EU and UK negotiators will meet next week to see "whether a way through can be found" to clinch the broadest possible majority in the UK parliament and respecting the EU-27's position, a joint statement after the meeting said.
EU chief negotiator Michel Barnier and the UK's new Brexit secretary Stephen Barclay are expected to meet next Monday in Strasbourg and their teams will continue working on a possible solution to the deadlock, with the Brexit date only 50 days away.
Juncker and May agreed to meet again at the end of February, meanwhile.
The statement described the meeting between Juncker and May, that started out with a cool handshake at the commission's Berlaymont headquarters, as "robust, but constructive", diplomatic code for heated and tough.
Brexit has been locked in a stalemate ever since British lawmakers last month overwhelmingly rejected the Brexit deal negotiated by EU and UK officials over the previous 18 months.
Hard-Brexit Conservative MPs reject the so-called backstop, aimed at keeping the border open on the island of Ireland even if the two sides cannot agree on a new trade deal before December 2020. The EU side has repeatedly said it does not believe any technology solution is available to keep the new EU/UK border open.
The free-trade Brexiteers, meanwhile, are worried that the backstop, which keeps the UK in the EU's customs union, could trap Britain tied to the bloc indefinitely, a fear the EU has insisted is unfounded.

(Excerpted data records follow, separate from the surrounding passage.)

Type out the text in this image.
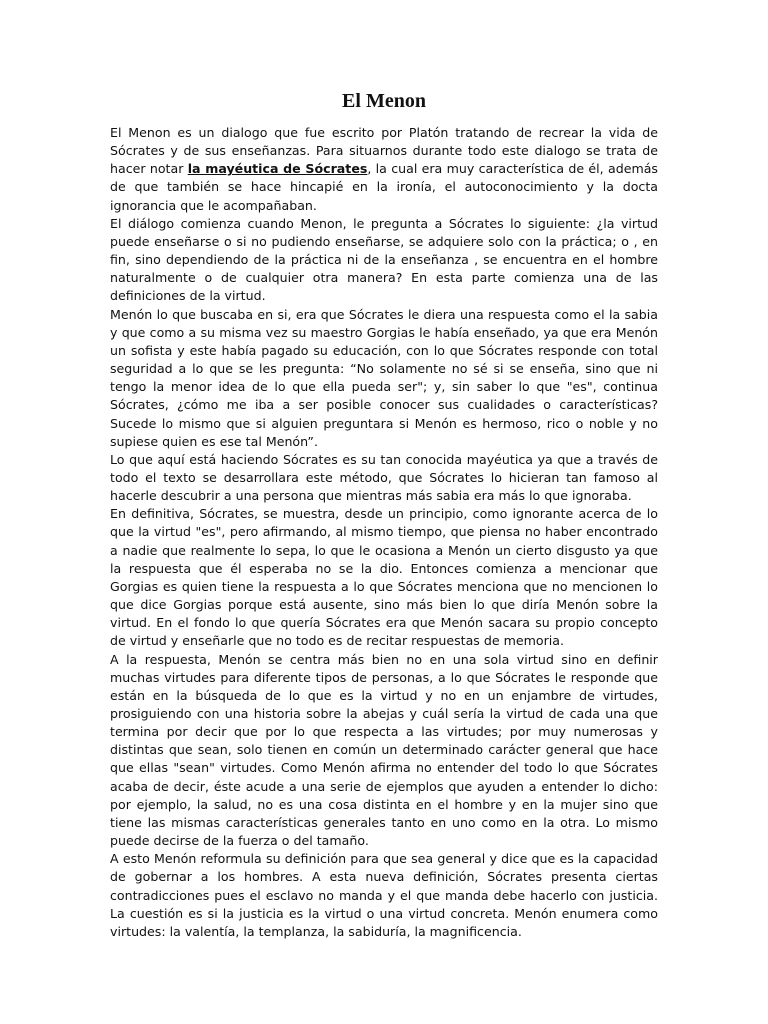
El Menon

El Menon es un dialogo que fue escrito por Platón tratando de recrear la vida de Sócrates y de sus enseñanzas. Para situarnos durante todo este dialogo se trata de hacer notar la mayéutica de Sócrates, la cual era muy característica de él, además de que también se hace hincapié en la ironía, el autoconocimiento y la docta ignorancia que le acompañaban.

El diálogo comienza cuando Menon, le pregunta a Sócrates lo siguiente: ¿la virtud puede enseñarse o si no pudiendo enseñarse, se adquiere solo con la práctica; o , en fin, sino dependiendo de la práctica ni de la enseñanza , se encuentra en el hombre naturalmente o de cualquier otra manera? En esta parte comienza una de las definiciones de la virtud.

Menón lo que buscaba en si, era que Sócrates le diera una respuesta como el la sabia y que como a su misma vez su maestro Gorgias le había enseñado, ya que era Menón un sofista y este había pagado su educación, con lo que Sócrates responde con total seguridad a lo que se les pregunta: “No solamente no sé si se enseña, sino que ni tengo la menor idea de lo que ella pueda ser"; y, sin saber lo que "es", continua Sócrates, ¿cómo me iba a ser posible conocer sus cualidades o características? Sucede lo mismo que si alguien preguntara si Menón es hermoso, rico o noble y no supiese quien es ese tal Menón”.

Lo que aquí está haciendo Sócrates es su tan conocida mayéutica ya que a través de todo el texto se desarrollara este método, que Sócrates lo hicieran tan famoso al hacerle descubrir a una persona que mientras más sabia era más lo que ignoraba.

En definitiva, Sócrates, se muestra, desde un principio, como ignorante acerca de lo que la virtud "es", pero afirmando, al mismo tiempo, que piensa no haber encontrado a nadie que realmente lo sepa, lo que le ocasiona a Menón un cierto disgusto ya que la respuesta que él esperaba no se la dio. Entonces comienza a mencionar que Gorgias es quien tiene la respuesta a lo que Sócrates menciona que no mencionen lo que dice Gorgias porque está ausente, sino más bien lo que diría Menón sobre la virtud. En el fondo lo que quería Sócrates era que Menón sacara su propio concepto de virtud y enseñarle que no todo es de recitar respuestas de memoria.

A la respuesta, Menón se centra más bien no en una sola virtud sino en definir muchas virtudes para diferente tipos de personas, a lo que Sócrates le responde que están en la búsqueda de lo que es la virtud y no en un enjambre de virtudes, prosiguiendo con una historia sobre la abejas y cuál sería la virtud de cada una que termina por decir que por lo que respecta a las virtudes; por muy numerosas y distintas que sean, solo tienen en común un determinado carácter general que hace que ellas "sean" virtudes. Como Menón afirma no entender del todo lo que Sócrates acaba de decir, éste acude a una serie de ejemplos que ayuden a entender lo dicho: por ejemplo, la salud, no es una cosa distinta en el hombre y en la mujer sino que tiene las mismas características generales tanto en uno como en la otra. Lo mismo puede decirse de la fuerza o del tamaño.

A esto Menón reformula su definición para que sea general y dice que es la capacidad de gobernar a los hombres. A esta nueva definición, Sócrates presenta ciertas contradicciones pues el esclavo no manda y el que manda debe hacerlo con justicia. La cuestión es si la justicia es la virtud o una virtud concreta. Menón enumera como virtudes: la valentía, la templanza, la sabiduría, la magnificencia.
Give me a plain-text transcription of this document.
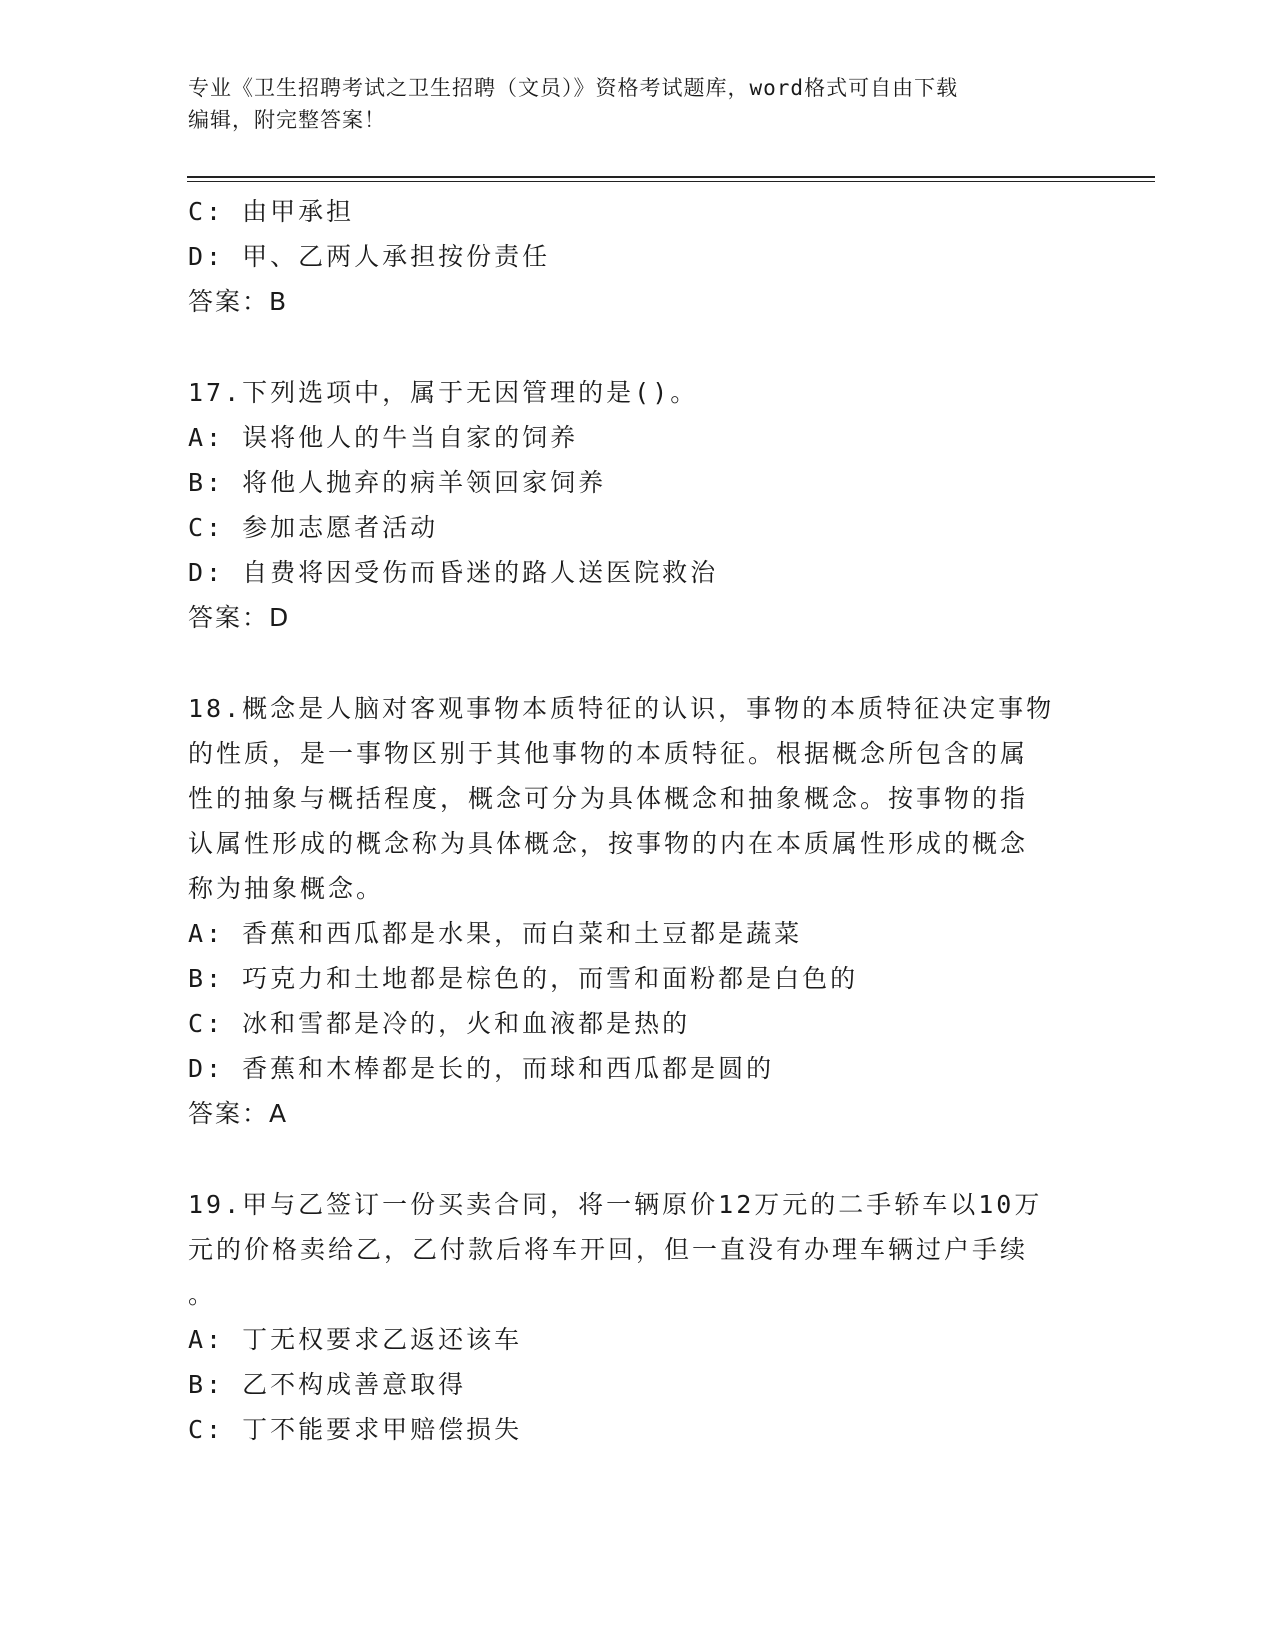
专业《卫生招聘考试之卫生招聘（文员）》资格考试题库，word格式可自由下载
编辑，附完整答案！
C: 由甲承担
D: 甲、乙两人承担按份责任
答案：B
17.下列选项中，属于无因管理的是()。
A: 误将他人的牛当自家的饲养
B: 将他人抛弃的病羊领回家饲养
C: 参加志愿者活动
D: 自费将因受伤而昏迷的路人送医院救治
答案：D
18.概念是人脑对客观事物本质特征的认识，事物的本质特征决定事物
的性质，是一事物区别于其他事物的本质特征。根据概念所包含的属
性的抽象与概括程度，概念可分为具体概念和抽象概念。按事物的指
认属性形成的概念称为具体概念，按事物的内在本质属性形成的概念
称为抽象概念。
A: 香蕉和西瓜都是水果，而白菜和土豆都是蔬菜
B: 巧克力和土地都是棕色的，而雪和面粉都是白色的
C: 冰和雪都是冷的，火和血液都是热的
D: 香蕉和木棒都是长的，而球和西瓜都是圆的
答案：A
19.甲与乙签订一份买卖合同，将一辆原价12万元的二手轿车以10万
元的价格卖给乙，乙付款后将车开回，但一直没有办理车辆过户手续
。
A: 丁无权要求乙返还该车
B: 乙不构成善意取得
C: 丁不能要求甲赔偿损失
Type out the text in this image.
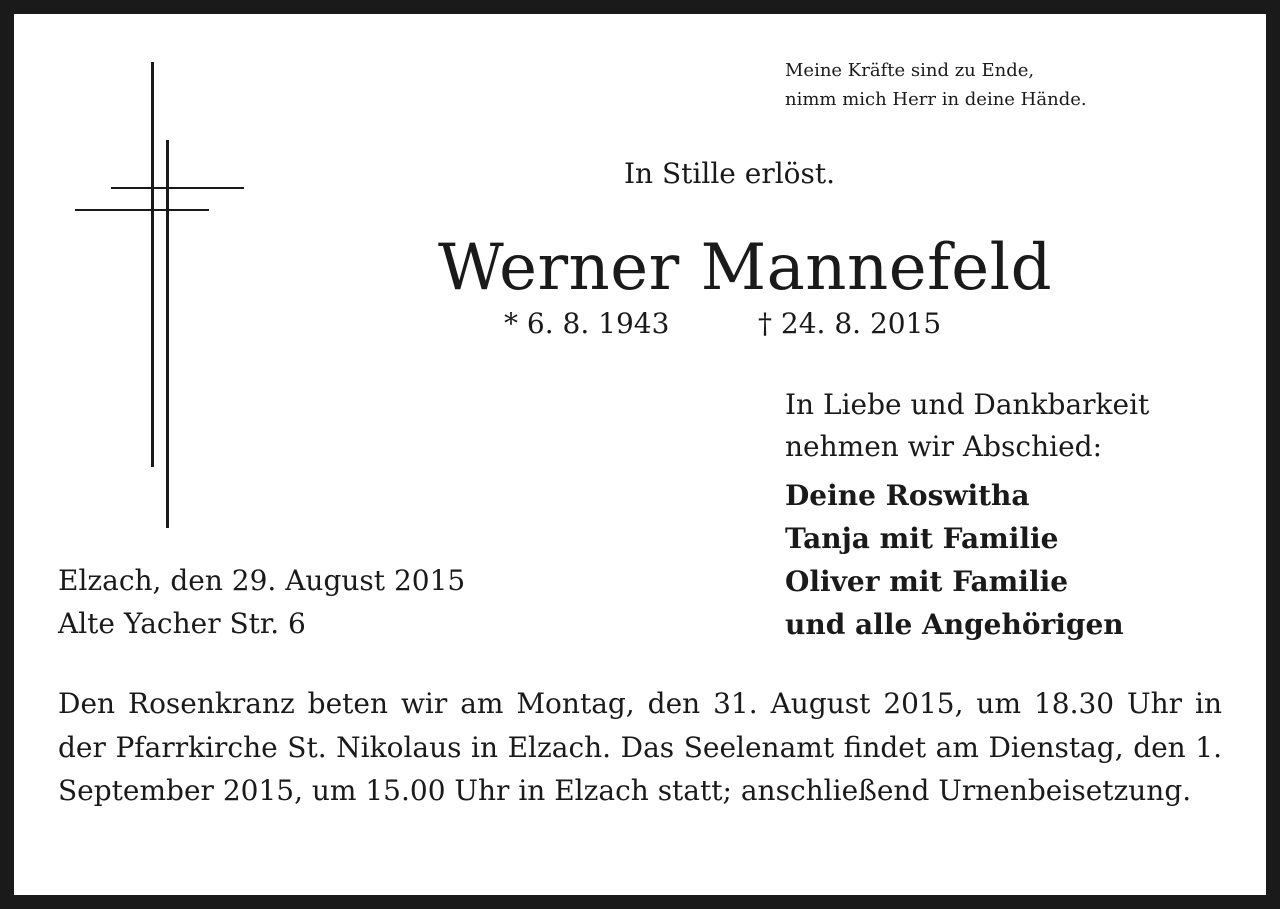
Meine Kräfte sind zu Ende,
nimm mich Herr in deine Hände.

In Stille erlöst.

Werner Mannefeld

* 6. 8. 1943	† 24. 8. 2015

In Liebe und Dankbarkeit
nehmen wir Abschied:

Deine Roswitha
Tanja mit Familie
Oliver mit Familie
und alle Angehörigen

Elzach, den 29. August 2015
Alte Yacher Str. 6

Den Rosenkranz beten wir am Montag, den 31. August 2015, um 18.30 Uhr in der Pfarrkirche St. Nikolaus in Elzach. Das Seelenamt findet am Dienstag, den 1. September 2015, um 15.00 Uhr in Elzach statt; anschließend Urnenbeisetzung.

May sought to renegotiate the deal over the backstop, while the EU, which has insisted that the deal cannot be reopened, have been growing frustrated with the British premier's failure to muster majority support in parliament for the deal her negotiators struck.
Nothing on substance has changed on that after May's Thursday visit, as renegotiation is still off the table, but the EU's openness will enable May to show in London, she can possibly achieve more with the EU-27.
May will return to the House of Commons on 14 February for a Brexit debate, but lawmakers will only try to vote again on the deal later in the month.
EU council chief Donald Tusk, who a day before the visit envisaged a "special place in hell" for those who campaigned for Brexit without a proper plan, also met with May on Thursday.
"Still no breakthrough in sight. Talks will continue," Tusk merely tweeted later.
More-binding declaration?
The European Parliament's Brexit coordinator Guy Verhofstadt hinted after meeting with May that the EU could see the political declaration become more legally-binding.
"If there are problems with this backstop our proposal is to try and solve them in the political declaration. We're open to upgrade the political declaration to make it more binding, more precise," the Belgian MEP said, who added that May said she did not want to remove the backstop from the deal.
Offering to have a closer relationship with the EU in the political declaration to please enough Labour MPs to vote for the deal with May could be one possible way out of the conundrum, repeatedly on offer by the EU.
In a letter to May, Labour leader Jeremy Corbyn on Wednesday set out five conditions for Labour to support a deal, including a "permanent and comprehensive" customs union with the EU, which so far May has ruled out because of her hardline backbench MPs.
'Weeks from economic and human catastrophe'
Unless the UK parliament approves a deal, Britain is on course to leave the EU on March 29 without the envisaged two-year transition period in place, a scenario that many businesses say would be catastrophic.
"We are very concerned. We're weeks from an economic and human catastrophe. This is the reality of a no-deal Brexit. It would be a very dangerous solution," European Parliament president Antonio Tajani said after meeting May.
May insisted she can get the "legally-binding changes" to the Brexit deal that parliament wants.
"I am going to deliver Brexit, I'm going to deliver it on time," May told journalists before leaving Brussels.